Git Sync is an optional integration that maps a GitBook space to a branch of a GitHub or GitLab repository. Content round-trips between the editor and a directory of .md files written in GitBook's extended Markdown flavor (hints with {% hint %}, tabs, content refs, OpenAPI blocks, etc.). It is two-way: edits in the editor push commits to the repo; commits pushed to the branch update the editor. The repo is a mirror, not a source — GitBook's schema is the canonical model.

Content layout is unconstrained on the Livemark side: it scans by glob (include/exclude in livemark.config.ts), and each article's URL is set by a path: frontmatter field rather than its file location. There's no required docs/ folder. GitBook content is organized into a hierarchy fixed by the product — Organizations → Collections → Spaces → Pages — with site URLs derived from that tree. The Git Sync mirror reflects this hierarchy as nested directories.

Content surface

Livemark accepts Markdown + MDX with React component embedding, frontmatter as a first-class concept (path, order, icon, sidebar, date, tags), and remark/rehype plugins applied at build time.

GitBook's surface is the editor's block palette: paragraphs, headings, lists, tables, hints (info/warning/danger/success), tabs, expandable blocks, code blocks with tab groups, files, images, drawings, math (KaTeX), embeds (Figma, Loom, etc.), API method blocks, OpenAPI references, and content refs (transclusion across spaces). Custom components are not user-extensible — the block set is what GitBook ships.

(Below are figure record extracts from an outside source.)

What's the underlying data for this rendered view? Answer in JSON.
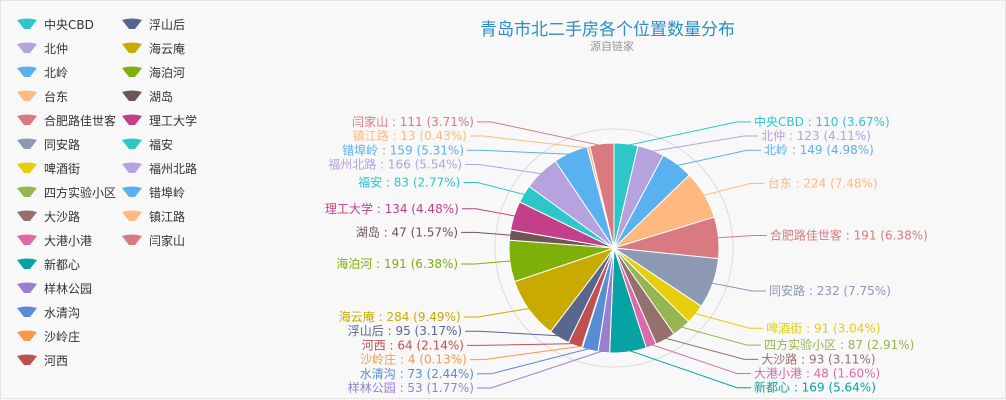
{
  "chart_data": {
    "type": "pie",
    "title": "青岛市北二手房各个位置数量分布",
    "subtitle": "源自链家",
    "legend_position": "left",
    "slices": [
      {
        "name": "中央CBD",
        "value": 110,
        "percent": "3.67%",
        "color": "#2ec7c9"
      },
      {
        "name": "北仲",
        "value": 123,
        "percent": "4.11%",
        "color": "#b6a2de"
      },
      {
        "name": "北岭",
        "value": 149,
        "percent": "4.98%",
        "color": "#5ab1ef"
      },
      {
        "name": "台东",
        "value": 224,
        "percent": "7.48%",
        "color": "#ffb980"
      },
      {
        "name": "合肥路佳世客",
        "value": 191,
        "percent": "6.38%",
        "color": "#d87a80"
      },
      {
        "name": "同安路",
        "value": 232,
        "percent": "7.75%",
        "color": "#8d98b3"
      },
      {
        "name": "啤酒街",
        "value": 91,
        "percent": "3.04%",
        "color": "#e5cf0d"
      },
      {
        "name": "四方实验小区",
        "value": 87,
        "percent": "2.91%",
        "color": "#97b552"
      },
      {
        "name": "大沙路",
        "value": 93,
        "percent": "3.11%",
        "color": "#95706d"
      },
      {
        "name": "大港小港",
        "value": 48,
        "percent": "1.60%",
        "color": "#dc69aa"
      },
      {
        "name": "新都心",
        "value": 169,
        "percent": "5.64%",
        "color": "#07a2a4"
      },
      {
        "name": "样林公园",
        "value": 53,
        "percent": "1.77%",
        "color": "#9a7fd1"
      },
      {
        "name": "水清沟",
        "value": 73,
        "percent": "2.44%",
        "color": "#588dd5"
      },
      {
        "name": "沙岭庄",
        "value": 4,
        "percent": "0.13%",
        "color": "#f5994e"
      },
      {
        "name": "河西",
        "value": 64,
        "percent": "2.14%",
        "color": "#c05050"
      },
      {
        "name": "浮山后",
        "value": 95,
        "percent": "3.17%",
        "color": "#59678c"
      },
      {
        "name": "海云庵",
        "value": 284,
        "percent": "9.49%",
        "color": "#c9ab00"
      },
      {
        "name": "海泊河",
        "value": 191,
        "percent": "6.38%",
        "color": "#7eb00a"
      },
      {
        "name": "湖岛",
        "value": 47,
        "percent": "1.57%",
        "color": "#6f5553"
      },
      {
        "name": "理工大学",
        "value": 134,
        "percent": "4.48%",
        "color": "#c14089"
      },
      {
        "name": "福安",
        "value": 83,
        "percent": "2.77%",
        "color": "#2ec7c9"
      },
      {
        "name": "福州北路",
        "value": 166,
        "percent": "5.54%",
        "color": "#b6a2de"
      },
      {
        "name": "错埠岭",
        "value": 159,
        "percent": "5.31%",
        "color": "#5ab1ef"
      },
      {
        "name": "镇江路",
        "value": 13,
        "percent": "0.43%",
        "color": "#ffb980"
      },
      {
        "name": "闫家山",
        "value": 111,
        "percent": "3.71%",
        "color": "#d87a80"
      }
    ]
  }
}
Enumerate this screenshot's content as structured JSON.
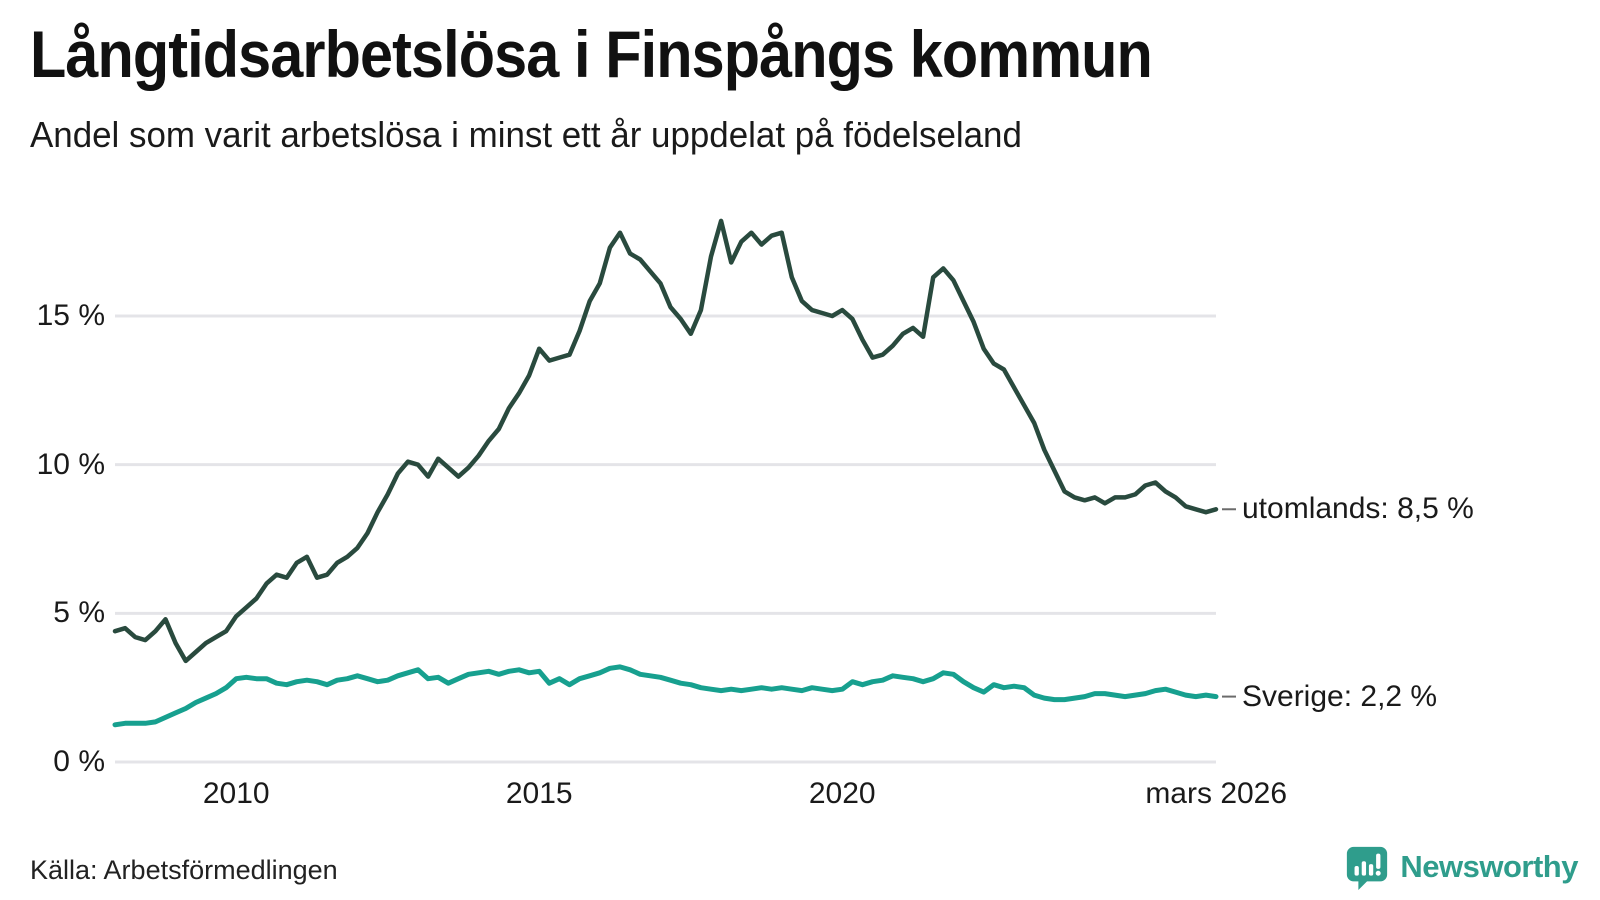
{
  "header": {
    "title": "Långtidsarbetslösa i Finspångs kommun",
    "subtitle": "Andel som varit arbetslösa i minst ett år uppdelat på födelseland"
  },
  "footer": {
    "source": "Källa: Arbetsförmedlingen",
    "brand": "Newsworthy"
  },
  "colors": {
    "utomlands_line": "#294a3e",
    "sverige_line": "#17a08f",
    "brand_teal": "#2f9d8c",
    "grid": "#e4e4e8",
    "tick_dash": "#6b6b6b",
    "text": "#1a1a1a"
  },
  "chart_data": {
    "type": "line",
    "title": "Långtidsarbetslösa i Finspångs kommun",
    "subtitle": "Andel som varit arbetslösa i minst ett år uppdelat på födelseland",
    "source": "Källa: Arbetsförmedlingen",
    "xlabel": "",
    "ylabel": "",
    "x_start_year": 2008,
    "x_step_months": 2,
    "xlim": [
      2008,
      2026.17
    ],
    "ylim": [
      0,
      19
    ],
    "grid": "horizontal",
    "legend_position": "right-end-labels",
    "y_axis": {
      "unit": "%",
      "ticks": [
        {
          "value": 0,
          "label": "0 %"
        },
        {
          "value": 5,
          "label": "5 %"
        },
        {
          "value": 10,
          "label": "10 %"
        },
        {
          "value": 15,
          "label": "15 %"
        }
      ]
    },
    "x_axis": {
      "ticks": [
        {
          "x": 2010,
          "label": "2010"
        },
        {
          "x": 2015,
          "label": "2015"
        },
        {
          "x": 2020,
          "label": "2020"
        },
        {
          "x": 2026.17,
          "label": "mars 2026"
        }
      ]
    },
    "series": [
      {
        "name": "utomlands",
        "color": "#294a3e",
        "stroke_width": 4.5,
        "end_label": "utomlands: 8,5 %",
        "end_value": 8.5,
        "values": [
          4.4,
          4.5,
          4.2,
          4.1,
          4.4,
          4.8,
          4.0,
          3.4,
          3.7,
          4.0,
          4.2,
          4.4,
          4.9,
          5.2,
          5.5,
          6.0,
          6.3,
          6.2,
          6.7,
          6.9,
          6.2,
          6.3,
          6.7,
          6.9,
          7.2,
          7.7,
          8.4,
          9.0,
          9.7,
          10.1,
          10.0,
          9.6,
          10.2,
          9.9,
          9.6,
          9.9,
          10.3,
          10.8,
          11.2,
          11.9,
          12.4,
          13.0,
          13.9,
          13.5,
          13.6,
          13.7,
          14.5,
          15.5,
          16.1,
          17.3,
          17.8,
          17.1,
          16.9,
          16.5,
          16.1,
          15.3,
          14.9,
          14.4,
          15.2,
          17.0,
          18.2,
          16.8,
          17.5,
          17.8,
          17.4,
          17.7,
          17.8,
          16.3,
          15.5,
          15.2,
          15.1,
          15.0,
          15.2,
          14.9,
          14.2,
          13.6,
          13.7,
          14.0,
          14.4,
          14.6,
          14.3,
          16.3,
          16.6,
          16.2,
          15.5,
          14.8,
          13.9,
          13.4,
          13.2,
          12.6,
          12.0,
          11.4,
          10.5,
          9.8,
          9.1,
          8.9,
          8.8,
          8.9,
          8.7,
          8.9,
          8.9,
          9.0,
          9.3,
          9.4,
          9.1,
          8.9,
          8.6,
          8.5,
          8.4,
          8.5
        ]
      },
      {
        "name": "Sverige",
        "color": "#17a08f",
        "stroke_width": 5,
        "end_label": "Sverige: 2,2 %",
        "end_value": 2.2,
        "values": [
          1.25,
          1.3,
          1.3,
          1.3,
          1.35,
          1.5,
          1.65,
          1.8,
          2.0,
          2.15,
          2.3,
          2.5,
          2.8,
          2.85,
          2.8,
          2.8,
          2.65,
          2.6,
          2.7,
          2.75,
          2.7,
          2.6,
          2.75,
          2.8,
          2.9,
          2.8,
          2.7,
          2.75,
          2.9,
          3.0,
          3.1,
          2.8,
          2.85,
          2.65,
          2.8,
          2.95,
          3.0,
          3.05,
          2.95,
          3.05,
          3.1,
          3.0,
          3.05,
          2.65,
          2.8,
          2.6,
          2.8,
          2.9,
          3.0,
          3.15,
          3.2,
          3.1,
          2.95,
          2.9,
          2.85,
          2.75,
          2.65,
          2.6,
          2.5,
          2.45,
          2.4,
          2.45,
          2.4,
          2.45,
          2.5,
          2.45,
          2.5,
          2.45,
          2.4,
          2.5,
          2.45,
          2.4,
          2.45,
          2.7,
          2.6,
          2.7,
          2.75,
          2.9,
          2.85,
          2.8,
          2.7,
          2.8,
          3.0,
          2.95,
          2.7,
          2.5,
          2.35,
          2.6,
          2.5,
          2.55,
          2.5,
          2.25,
          2.15,
          2.1,
          2.1,
          2.15,
          2.2,
          2.3,
          2.3,
          2.25,
          2.2,
          2.25,
          2.3,
          2.4,
          2.45,
          2.35,
          2.25,
          2.2,
          2.25,
          2.2
        ]
      }
    ]
  }
}
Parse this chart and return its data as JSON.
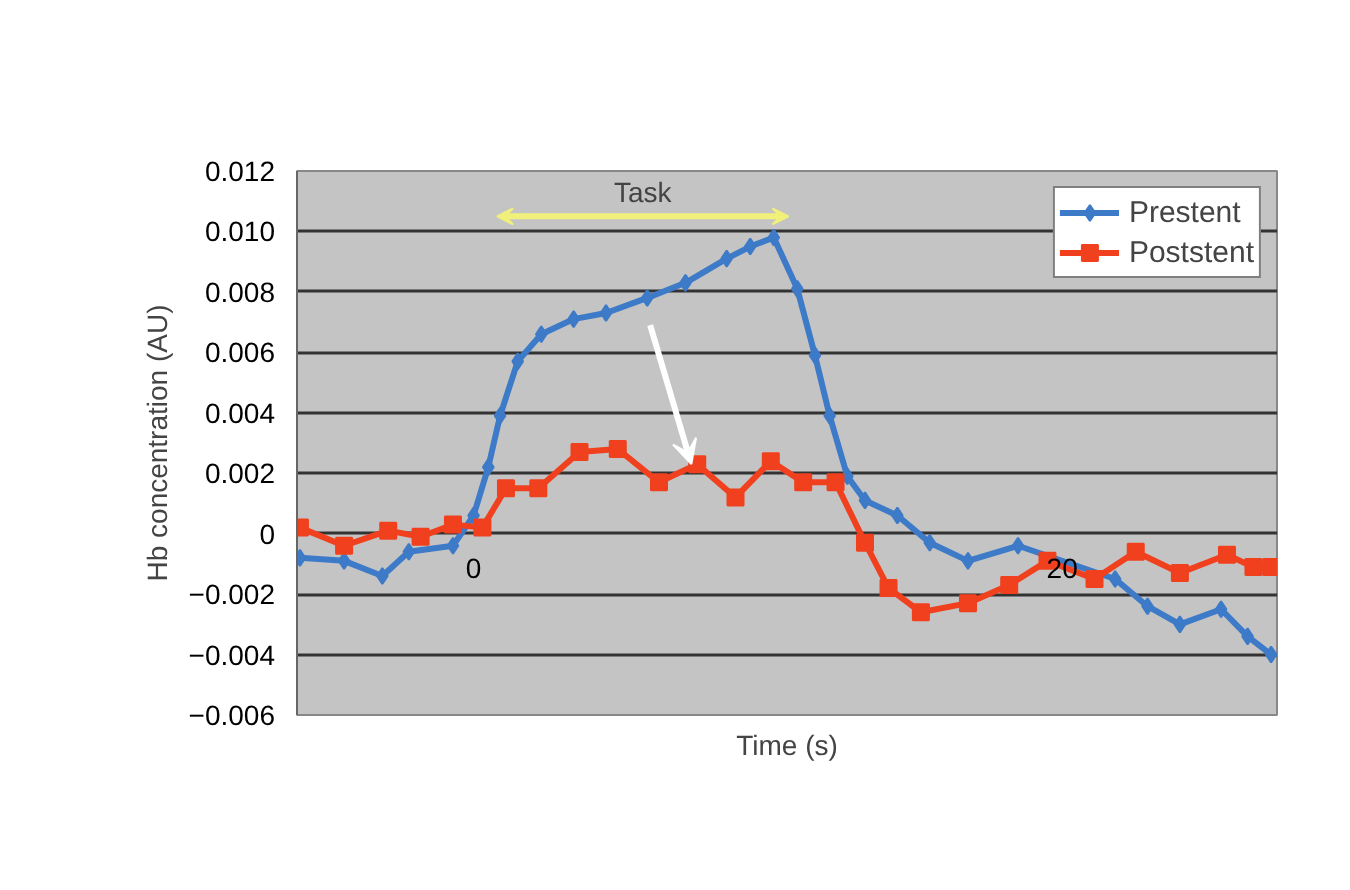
{
  "chart_data": {
    "type": "line",
    "xlabel": "Time (s)",
    "ylabel": "Hb concentration (AU)",
    "xlim": [
      -6,
      27.3
    ],
    "xticks": [
      0,
      20
    ],
    "ylim": [
      -0.006,
      0.012
    ],
    "yticks": [
      {
        "value": -0.006,
        "label": "−0.006"
      },
      {
        "value": -0.004,
        "label": "−0.004"
      },
      {
        "value": -0.002,
        "label": "−0.002"
      },
      0,
      0.002,
      0.004,
      0.006,
      0.008,
      {
        "value": 0.01,
        "label": "0.010"
      },
      0.012
    ],
    "grid": "y",
    "legend": "top right",
    "line_style": "solid",
    "annotations": [
      "Task"
    ],
    "series": [
      {
        "name": "Prestent",
        "color": "#3d7ac8",
        "marker": "diamond",
        "x": [
          -5.9,
          -4.4,
          -3.1,
          -2.2,
          -0.7,
          0,
          0.5,
          0.9,
          1.5,
          2.3,
          3.4,
          4.5,
          5.9,
          7.2,
          8.6,
          9.4,
          10.2,
          11.0,
          11.6,
          12.1,
          12.7,
          13.3,
          14.4,
          15.5,
          16.8,
          18.5,
          21.8,
          22.9,
          24.0,
          25.4,
          26.3,
          27.1
        ],
        "values": [
          -0.0008,
          -0.0009,
          -0.0014,
          -0.0006,
          -0.0004,
          0.0006,
          0.0022,
          0.0039,
          0.0057,
          0.0066,
          0.0071,
          0.0073,
          0.0078,
          0.0083,
          0.0091,
          0.0095,
          0.0098,
          0.0081,
          0.0059,
          0.0039,
          0.0019,
          0.0011,
          0.0006,
          -0.0003,
          -0.0009,
          -0.0004,
          -0.0015,
          -0.0024,
          -0.003,
          -0.0025,
          -0.0034,
          -0.004
        ]
      },
      {
        "name": "Poststent",
        "color": "#f0401e",
        "marker": "square",
        "x": [
          -5.9,
          -4.4,
          -2.9,
          -1.8,
          -0.7,
          0.3,
          1.1,
          2.2,
          3.6,
          4.9,
          6.3,
          7.6,
          8.9,
          10.1,
          11.2,
          12.3,
          13.3,
          14.1,
          15.2,
          16.8,
          18.2,
          19.5,
          21.1,
          22.5,
          24.0,
          25.6,
          26.5,
          27.1
        ],
        "values": [
          0.0002,
          -0.0004,
          0.0001,
          -0.0001,
          0.0003,
          0.0002,
          0.0015,
          0.0015,
          0.0027,
          0.0028,
          0.0017,
          0.0023,
          0.0012,
          0.0024,
          0.0017,
          0.0017,
          -0.0003,
          -0.0018,
          -0.0026,
          -0.0023,
          -0.0017,
          -0.0009,
          -0.0015,
          -0.0006,
          -0.0013,
          -0.0007,
          -0.0011,
          -0.0011
        ]
      }
    ]
  }
}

The Git Sync flavor of Markdown encodes blocks not in CommonMark via Liquid-like tags such as {% hint style="info" %}…{% endhint %} and {% tabs %}…{% endtabs %}.

OpenAPI is a first-class input: GitBook can import an OpenAPI spec and render API reference pages from it, which is closer to Mintlify's surface than to Livemark's.

Feature matrix

CapabilityLivemarkGitBook
VersioningNoYes (space variants / version groups)
Internationalization (i18n)NoYes (per-language variants of a space)
SearchYes (Orama, client-side)Yes (hosted, with GitBook AI / "Lens" Q&A on paid tiers)
BlogYes (built-in section type)No
ChangelogYes (section type)No (Change Requests are an editorial workflow, not a published section)
SitemapYesYes (generated by the platform)
RSSYes (per blog section)No
ThemesComponent overrides via .livemark/Customization through site settings (colors, fonts, layout); no template overrides
PluginsVite plugins + remark/rehypeProprietary integrations (Intercom, Segment, GA, etc.)
Custom routes.livemark/routes/ (TanStack Router)No (URLs follow the space → page hierarchy)
API reference from OpenAPINo (manual)Yes (built-in)
Standalone toolchainNode + npmNone on user side; SaaS

Output & deployment

Livemark produces a directory of prerendered HTML + assets (.livemark/build/client/) that can be uploaded to any static host. See Deployment for host guides.

GitBook does not emit a deployable artifact. The site is hosted at <space>.gitbook.io by default, or attached to a custom domain via DNS. CDN, TLS, redirects, access control, and analytics are configured in the GitBook dashboard. Self-hosting is restricted to the Enterprise tier and is not available on the standard plans. The artifact closest to "your content" is whatever the Git Sync mirror writes into the connected repository, which is content only — not a buildable site.